From 1984-1987, Celtic Frost just kept getting better and more ambitious with each successive release. This rapid rise culminated with Into The Pandemonium, one of the most shockingly sophisticated and diverse heavy metal albums ever recorded. Celtic Frost’s fans, myself included, couldn’t wait to see what they served up next. What we got was Cold Lake, a tepid hard rock album obviously calculated to court the acceptance of mainstream radio and MTV. Worst of all is that the band was all glammed up like they had been dumpster diving in the alley behind Poison’s apartment. The band that had once worn armor and corpse paint onstage now appeared in towering teased hair, makeup, spandex and glitter.

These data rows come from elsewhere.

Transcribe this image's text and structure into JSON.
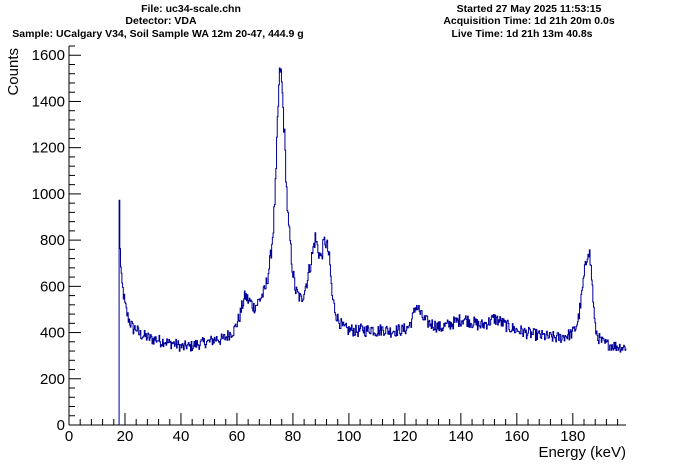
{
  "header": {
    "file": "File: uc34-scale.chn",
    "detector": "Detector: VDA",
    "sample": "Sample: UCalgary V34, Soil Sample WA 12m 20-47, 444.9 g",
    "started": "Started 27 May 2025 11:53:15",
    "acquisition": "Acquisition Time: 1d 21h 20m 0.0s",
    "live": "Live Time: 1d 21h 13m 40.8s"
  },
  "colors": {
    "series": "#000099",
    "axis": "#000000",
    "background": "#ffffff"
  },
  "chart_data": {
    "type": "line",
    "style": "step histogram",
    "title": "",
    "xlabel": "Energy (keV)",
    "ylabel": "Counts",
    "xlim": [
      0,
      199
    ],
    "ylim": [
      0,
      1640
    ],
    "xticks": [
      0,
      20,
      40,
      60,
      80,
      100,
      120,
      140,
      160,
      180
    ],
    "yticks": [
      0,
      200,
      400,
      600,
      800,
      1000,
      1200,
      1400,
      1600
    ],
    "grid": false,
    "legend": "none",
    "series": [
      {
        "x": [
          17.9,
          18.1,
          18.3,
          18.5,
          18.8,
          19.2,
          19.6,
          20,
          21,
          22,
          23,
          24,
          25,
          26,
          27,
          28,
          29,
          30,
          31,
          32,
          33,
          34,
          35,
          36,
          37,
          38,
          39,
          40,
          41,
          42,
          43,
          44,
          45,
          46,
          47,
          48,
          49,
          50,
          51,
          52,
          53,
          54,
          55,
          56,
          57,
          58,
          59,
          60,
          61,
          62,
          63,
          64,
          65,
          66,
          67,
          68,
          69,
          70,
          71,
          72,
          73,
          74,
          74.5,
          75,
          75.5,
          76,
          76.3,
          76.6,
          77,
          77.5,
          78,
          78.5,
          79,
          79.5,
          80,
          80.5,
          81,
          82,
          83,
          84,
          85,
          86,
          87,
          87.5,
          88,
          89,
          90,
          91,
          91.5,
          92,
          92.5,
          93,
          93.5,
          94,
          95,
          96,
          97,
          98,
          99,
          100,
          101,
          102,
          103,
          104,
          105,
          106,
          107,
          108,
          109,
          110,
          111,
          112,
          113,
          114,
          115,
          116,
          117,
          118,
          119,
          120,
          121,
          122,
          123,
          124,
          125,
          126,
          127,
          128,
          129,
          130,
          131,
          132,
          133,
          134,
          135,
          136,
          137,
          138,
          139,
          140,
          141,
          142,
          143,
          144,
          145,
          146,
          147,
          148,
          149,
          150,
          151,
          152,
          153,
          154,
          155,
          156,
          157,
          158,
          159,
          160,
          161,
          162,
          163,
          164,
          165,
          166,
          167,
          168,
          169,
          170,
          171,
          172,
          173,
          174,
          175,
          176,
          177,
          178,
          179,
          180,
          181,
          182,
          183,
          184,
          185,
          185.5,
          186,
          186.5,
          187,
          187.5,
          188,
          189,
          190,
          191,
          192,
          193,
          194,
          195,
          196,
          197,
          198,
          199
        ],
        "y": [
          1060,
          900,
          760,
          680,
          620,
          590,
          560,
          520,
          470,
          440,
          415,
          420,
          395,
          390,
          385,
          380,
          375,
          370,
          372,
          368,
          360,
          365,
          358,
          352,
          355,
          350,
          345,
          340,
          335,
          345,
          338,
          342,
          348,
          350,
          352,
          355,
          360,
          358,
          365,
          370,
          375,
          368,
          372,
          380,
          390,
          400,
          410,
          440,
          470,
          520,
          560,
          540,
          530,
          510,
          520,
          540,
          560,
          580,
          640,
          720,
          850,
          1080,
          1300,
          1450,
          1550,
          1480,
          1420,
          1350,
          1250,
          1100,
          950,
          850,
          800,
          720,
          660,
          620,
          580,
          560,
          540,
          580,
          620,
          680,
          740,
          780,
          810,
          760,
          720,
          780,
          800,
          780,
          760,
          720,
          650,
          560,
          500,
          460,
          440,
          420,
          415,
          410,
          412,
          408,
          405,
          410,
          415,
          408,
          412,
          418,
          410,
          405,
          410,
          415,
          412,
          408,
          405,
          410,
          408,
          412,
          410,
          415,
          420,
          440,
          470,
          520,
          500,
          470,
          455,
          445,
          440,
          435,
          430,
          425,
          420,
          428,
          430,
          435,
          440,
          445,
          450,
          455,
          460,
          455,
          450,
          445,
          440,
          435,
          430,
          435,
          440,
          445,
          455,
          460,
          455,
          448,
          440,
          432,
          425,
          420,
          415,
          410,
          408,
          404,
          400,
          398,
          395,
          392,
          390,
          388,
          385,
          384,
          382,
          380,
          380,
          378,
          378,
          380,
          385,
          388,
          392,
          400,
          420,
          460,
          540,
          640,
          720,
          770,
          740,
          680,
          600,
          500,
          420,
          380,
          365,
          355,
          350,
          348,
          345,
          342,
          340,
          338,
          335,
          340
        ]
      }
    ]
  }
}
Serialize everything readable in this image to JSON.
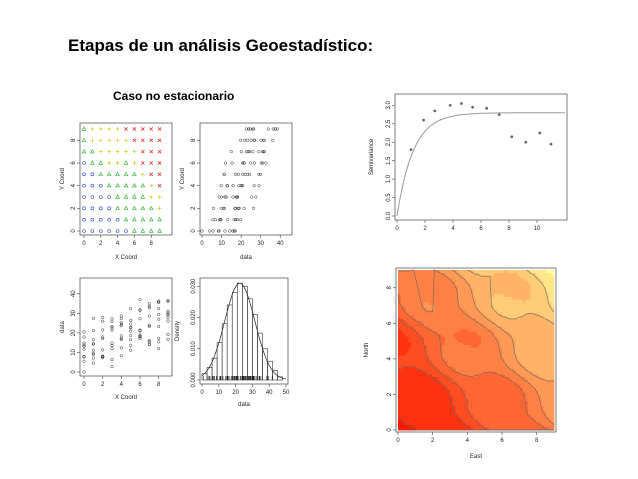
{
  "slide": {
    "title": "Etapas de un análisis Geoestadístico:",
    "subtitle": "Caso no estacionario"
  },
  "colors": {
    "title_text": "#000000",
    "points": "#333333",
    "variogram_model": "#999999",
    "contour_line": "#666666",
    "map_low": "#ff1a00",
    "map_high": "#ffff99"
  },
  "chart_data": [
    {
      "id": "grid-locations",
      "type": "scatter",
      "xlabel": "X Coord",
      "ylabel": "Y Coord",
      "xlim": [
        0,
        10
      ],
      "ylim": [
        0,
        9
      ],
      "xticks": [
        "0",
        "2",
        "4",
        "6",
        "8"
      ],
      "yticks": [
        "0",
        "2",
        "4",
        "6",
        "8"
      ],
      "grid_x": [
        0,
        1,
        2,
        3,
        4,
        5,
        6,
        7,
        8,
        9
      ],
      "grid_y": [
        0,
        1,
        2,
        3,
        4,
        5,
        6,
        7,
        8,
        9
      ],
      "note": "point symbol varies by data quantile: o (low), triangle, plus, x (high)"
    },
    {
      "id": "ycoord-vs-data",
      "type": "scatter",
      "xlabel": "data",
      "ylabel": "Y Coord",
      "xlim": [
        0,
        45
      ],
      "ylim": [
        0,
        9
      ],
      "xticks": [
        "0",
        "10",
        "20",
        "30",
        "40"
      ],
      "yticks": [
        "0",
        "2",
        "4",
        "6",
        "8"
      ]
    },
    {
      "id": "data-vs-xcoord",
      "type": "scatter",
      "xlabel": "X Coord",
      "ylabel": "data",
      "xlim": [
        0,
        9
      ],
      "ylim": [
        0,
        45
      ],
      "xticks": [
        "0",
        "2",
        "4",
        "6",
        "8"
      ],
      "yticks": [
        "0",
        "10",
        "20",
        "30",
        "40"
      ]
    },
    {
      "id": "histogram-density",
      "type": "bar",
      "xlabel": "data",
      "ylabel": "Density",
      "xlim": [
        0,
        50
      ],
      "ylim": [
        0,
        0.032
      ],
      "xticks": [
        "0",
        "10",
        "20",
        "30",
        "40",
        "50"
      ],
      "yticks": [
        "0.000",
        "0.010",
        "0.020",
        "0.030"
      ],
      "bin_edges": [
        0,
        3,
        6,
        9,
        12,
        15,
        18,
        21,
        24,
        27,
        30,
        33,
        36,
        39,
        42,
        45,
        48
      ],
      "values": [
        0.002,
        0.004,
        0.007,
        0.012,
        0.018,
        0.024,
        0.028,
        0.031,
        0.03,
        0.026,
        0.021,
        0.015,
        0.01,
        0.006,
        0.003,
        0.001
      ],
      "density_curve": true,
      "rug": true
    },
    {
      "id": "semivariogram",
      "type": "scatter",
      "xlabel": "",
      "ylabel": "Semivariance",
      "xlim": [
        0,
        12
      ],
      "ylim": [
        0,
        3.2
      ],
      "xticks": [
        "0",
        "2",
        "4",
        "6",
        "8",
        "10"
      ],
      "yticks": [
        "0.0",
        "0.5",
        "1.0",
        "1.5",
        "2.0",
        "2.5",
        "3.0"
      ],
      "points": {
        "x": [
          1.0,
          1.9,
          2.7,
          3.8,
          4.6,
          5.4,
          6.4,
          7.3,
          8.2,
          9.2,
          10.2,
          11.0
        ],
        "y": [
          1.8,
          2.6,
          2.85,
          3.0,
          3.05,
          2.95,
          2.92,
          2.75,
          2.15,
          2.0,
          2.25,
          1.95
        ]
      },
      "model": {
        "nugget": 0.0,
        "sill": 2.8,
        "range": 3.5,
        "form": "exponential"
      }
    },
    {
      "id": "kriging-map",
      "type": "heatmap",
      "xlabel": "East",
      "ylabel": "North",
      "xlim": [
        0,
        9
      ],
      "ylim": [
        0,
        9
      ],
      "xticks": [
        "0",
        "2",
        "4",
        "6",
        "8"
      ],
      "yticks": [
        "0",
        "2",
        "4",
        "6",
        "8"
      ],
      "surface": "increasing toward north-east",
      "contours": true
    }
  ]
}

It still makes me angry today. :mad:
In the mid-1960’s, Miles Davis was on the greatest, longest run of classic albums that maybe anyone has been on - everything since ESP had been brilliant - and then comes Filles De Kilamanjaro, or more specifcally side one of FDK (Side two is brilliant). Apparently it was Miles & Co trying to play the blues like Albert or BB King but what it turns out to be is an unholy racket. Side two, reflective, expansive and mysterious is primo Miles. But that one side is a pot hole in what was the highway to Jazz heaven - Miles at CBS 1965-1971.
Some would argue “On The Corner” is Mile’s greaest folly at the height of his powers, but not me. I love it.
Nirvana - “In Utero”
Iggy Pop - “Kill City”. I love that album, but its taken me a long time to get over the fact that it came right after “Raw Power”. A lot of people must’ve been devastated at the time.
I’ll throw Roger Waters into this shark frenzy…
After the brilliant PF The Wall and Final Cut, which were creatively dominated and driven by Waters, he released the wonderful solo project Pros and Cons of Hitchhiking with Eric Clapton. And then…
Radio KAOS. Ugh, what the heck was that? Bad synthesizers and overdubbing, a complete misuse of technology and production sounding 10 years dated, from an artist who had always been pushing the cutting edge of music production.
Forgive us poor boomers, Wood. It was such a triumph of style–remember, this kind of music-making was still very new when the LP was released–that we completely overlooked the near total lack of substance. Sgt. Pepper hasn’t aged well at all. Our bad.